Alexander Bonaparte Cust is also following the crimes and was recently in the Churston area. He has memory lapses since his military service in World War I. Cust is Christie’s “red herring”—a suspect to distract from the real killer.
Poirot gathers the family and friends of the victims to learn more about what they know. Poirot learns that Lady Clarke, Sir Carmichael’s widow, wishes to see him, and Thora Grey discloses that Lady Clarke recently fired her.
Donald Fraser confesses he is having dreams of murdering Megan Barnard on a beach, the same way her sister died. A fourth letter from ABC arrives, pointing to a pending murder in the city of Doncaster during a horse race. The crowds will make an investigation more difficult. Thora, when pressed, recalls seeing a poorly dressed man in glasses who tried to sell her stockings. Cust has been traveling from town to town making sales and has lied to his landlady about his coming trip to Doncaster.
The day of the race arrives, with Poirot assuring the assembled family and friends that the killer will eventually become overconfident and be caught. A dead man is found in a movie theater that Cust has just exited. The victim’s surname began with E, so the police remain concerned the killer may continue in order to maintain the alphabetical scheme. Local innkeepers report Cust’s odd behavior—he was seen washing blood out of his clothing—and his suitcase of stockings is also found, along with a hotel register showing his initials.
Just as his landlady’s daughter and her boyfriend are reporting Cust’s strange behavior, including lying about his travel to Doncaster, Cust leaves his lodgings on a pretext. He faints outside the police station in Andover and is arrested for the crimes. He has an alibi for Betty Barnard’s death, and no memory of writing the letters, but insists he must be responsible. Poirot, unsatisfied with this, has a sudden epiphany.

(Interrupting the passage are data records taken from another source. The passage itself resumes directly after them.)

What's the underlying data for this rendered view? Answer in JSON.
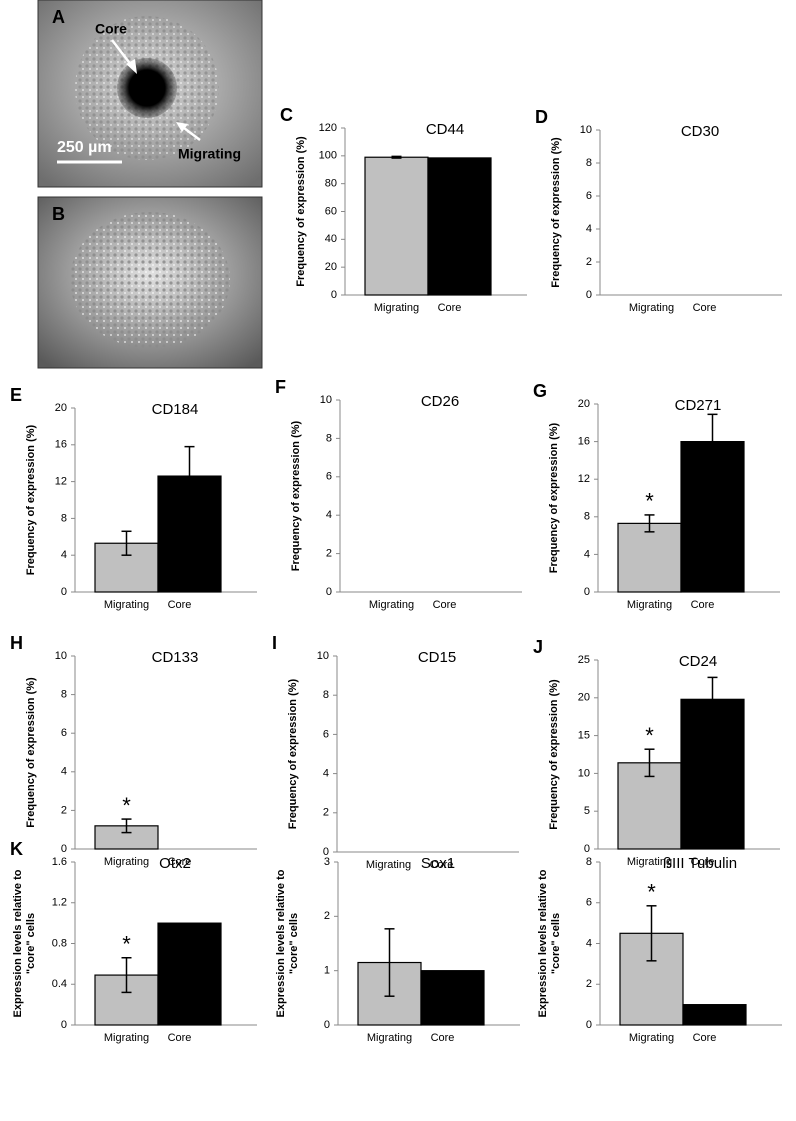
{
  "images": [
    {
      "label": "A",
      "texts": [
        "Core",
        "Migrating",
        "250 µm"
      ]
    },
    {
      "label": "B"
    }
  ],
  "chart_data": [
    {
      "type": "bar",
      "panel_label": "C",
      "title": "CD44",
      "ylabel": [
        "Frequency of expression (%)"
      ],
      "categories": [
        "Migrating",
        "Core"
      ],
      "values": [
        99,
        98.5
      ],
      "errors": [
        0.6,
        null
      ],
      "significance": [
        null,
        null
      ],
      "colors": [
        "#c0c0c0",
        "#000000"
      ],
      "ylim": [
        0,
        120
      ],
      "yticks": [
        0,
        20,
        40,
        60,
        80,
        100,
        120
      ]
    },
    {
      "type": "bar",
      "panel_label": "D",
      "title": "CD30",
      "ylabel": [
        "Frequency of expression (%)"
      ],
      "categories": [
        "Migrating",
        "Core"
      ],
      "values": [
        0,
        0
      ],
      "errors": [
        null,
        null
      ],
      "significance": [
        null,
        null
      ],
      "colors": [
        "#c0c0c0",
        "#000000"
      ],
      "ylim": [
        0,
        10
      ],
      "yticks": [
        0,
        2,
        4,
        6,
        8,
        10
      ]
    },
    {
      "type": "bar",
      "panel_label": "E",
      "title": "CD184",
      "ylabel": [
        "Frequency of expression (%)"
      ],
      "categories": [
        "Migrating",
        "Core"
      ],
      "values": [
        5.3,
        12.6
      ],
      "errors": [
        1.3,
        3.2
      ],
      "significance": [
        null,
        null
      ],
      "colors": [
        "#c0c0c0",
        "#000000"
      ],
      "ylim": [
        0,
        20
      ],
      "yticks": [
        0,
        4,
        8,
        12,
        16,
        20
      ]
    },
    {
      "type": "bar",
      "panel_label": "F",
      "title": "CD26",
      "ylabel": [
        "Frequency of expression (%)"
      ],
      "categories": [
        "Migrating",
        "Core"
      ],
      "values": [
        0,
        0
      ],
      "errors": [
        null,
        null
      ],
      "significance": [
        null,
        null
      ],
      "colors": [
        "#c0c0c0",
        "#000000"
      ],
      "ylim": [
        0,
        10
      ],
      "yticks": [
        0,
        2,
        4,
        6,
        8,
        10
      ]
    },
    {
      "type": "bar",
      "panel_label": "G",
      "title": "CD271",
      "ylabel": [
        "Frequency of expression (%)"
      ],
      "categories": [
        "Migrating",
        "Core"
      ],
      "values": [
        7.3,
        16
      ],
      "errors": [
        0.9,
        2.9
      ],
      "significance": [
        "*",
        null
      ],
      "colors": [
        "#c0c0c0",
        "#000000"
      ],
      "ylim": [
        0,
        20
      ],
      "yticks": [
        0,
        4,
        8,
        12,
        16,
        20
      ]
    },
    {
      "type": "bar",
      "panel_label": "H",
      "title": "CD133",
      "ylabel": [
        "Frequency of expression (%)"
      ],
      "categories": [
        "Migrating",
        "Core"
      ],
      "values": [
        1.2,
        0
      ],
      "errors": [
        0.35,
        null
      ],
      "significance": [
        "*",
        null
      ],
      "colors": [
        "#c0c0c0",
        "#000000"
      ],
      "ylim": [
        0,
        10
      ],
      "yticks": [
        0,
        2,
        4,
        6,
        8,
        10
      ]
    },
    {
      "type": "bar",
      "panel_label": "I",
      "title": "CD15",
      "ylabel": [
        "Frequency of expression (%)"
      ],
      "categories": [
        "Migrating",
        "Core"
      ],
      "values": [
        0,
        0
      ],
      "errors": [
        null,
        null
      ],
      "significance": [
        null,
        null
      ],
      "colors": [
        "#c0c0c0",
        "#000000"
      ],
      "ylim": [
        0,
        10
      ],
      "yticks": [
        0,
        2,
        4,
        6,
        8,
        10
      ]
    },
    {
      "type": "bar",
      "panel_label": "J",
      "title": "CD24",
      "ylabel": [
        "Frequency of expression (%)"
      ],
      "categories": [
        "Migrating",
        "Core"
      ],
      "values": [
        11.4,
        19.8
      ],
      "errors": [
        1.8,
        2.9
      ],
      "significance": [
        "*",
        null
      ],
      "colors": [
        "#c0c0c0",
        "#000000"
      ],
      "ylim": [
        0,
        25
      ],
      "yticks": [
        0,
        5,
        10,
        15,
        20,
        25
      ]
    },
    {
      "type": "bar",
      "panel_label": "K",
      "title": "Otx2",
      "ylabel": [
        "Expression levels relative to",
        "\"core\" cells"
      ],
      "categories": [
        "Migrating",
        "Core"
      ],
      "values": [
        0.49,
        1.0
      ],
      "errors": [
        0.17,
        null
      ],
      "significance": [
        "*",
        null
      ],
      "colors": [
        "#c0c0c0",
        "#000000"
      ],
      "ylim": [
        0,
        1.6
      ],
      "yticks": [
        0,
        0.4,
        0.8,
        1.2,
        1.6
      ]
    },
    {
      "type": "bar",
      "title": "Sox1",
      "ylabel": [
        "Expression levels relative to",
        "\"core\" cells"
      ],
      "categories": [
        "Migrating",
        "Core"
      ],
      "values": [
        1.15,
        1.0
      ],
      "errors": [
        0.62,
        null
      ],
      "significance": [
        null,
        null
      ],
      "colors": [
        "#c0c0c0",
        "#000000"
      ],
      "ylim": [
        0,
        3
      ],
      "yticks": [
        0,
        1,
        2,
        3
      ]
    },
    {
      "type": "bar",
      "title": "ßIII Tubulin",
      "ylabel": [
        "Expression levels relative to",
        "\"core\" cells"
      ],
      "categories": [
        "Migrating",
        "Core"
      ],
      "values": [
        4.5,
        1.0
      ],
      "errors": [
        1.35,
        null
      ],
      "significance": [
        "*",
        null
      ],
      "colors": [
        "#c0c0c0",
        "#000000"
      ],
      "ylim": [
        0,
        8
      ],
      "yticks": [
        0,
        2,
        4,
        6,
        8
      ]
    }
  ]
}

Poirot gathers all the family and friends together and explains Cust is not the killer, and the other murders are meant to conceal Franklin’s motive for killing Carmichael Clarke’s death. Franklin is arrested. Poirot assures Donald Fraser his dreams mean he is in love with Megan and feels guilty about it, but that they should celebrate their happy relationship. Cust thanks Poirot for his help. Poirot rejoices in another solved case.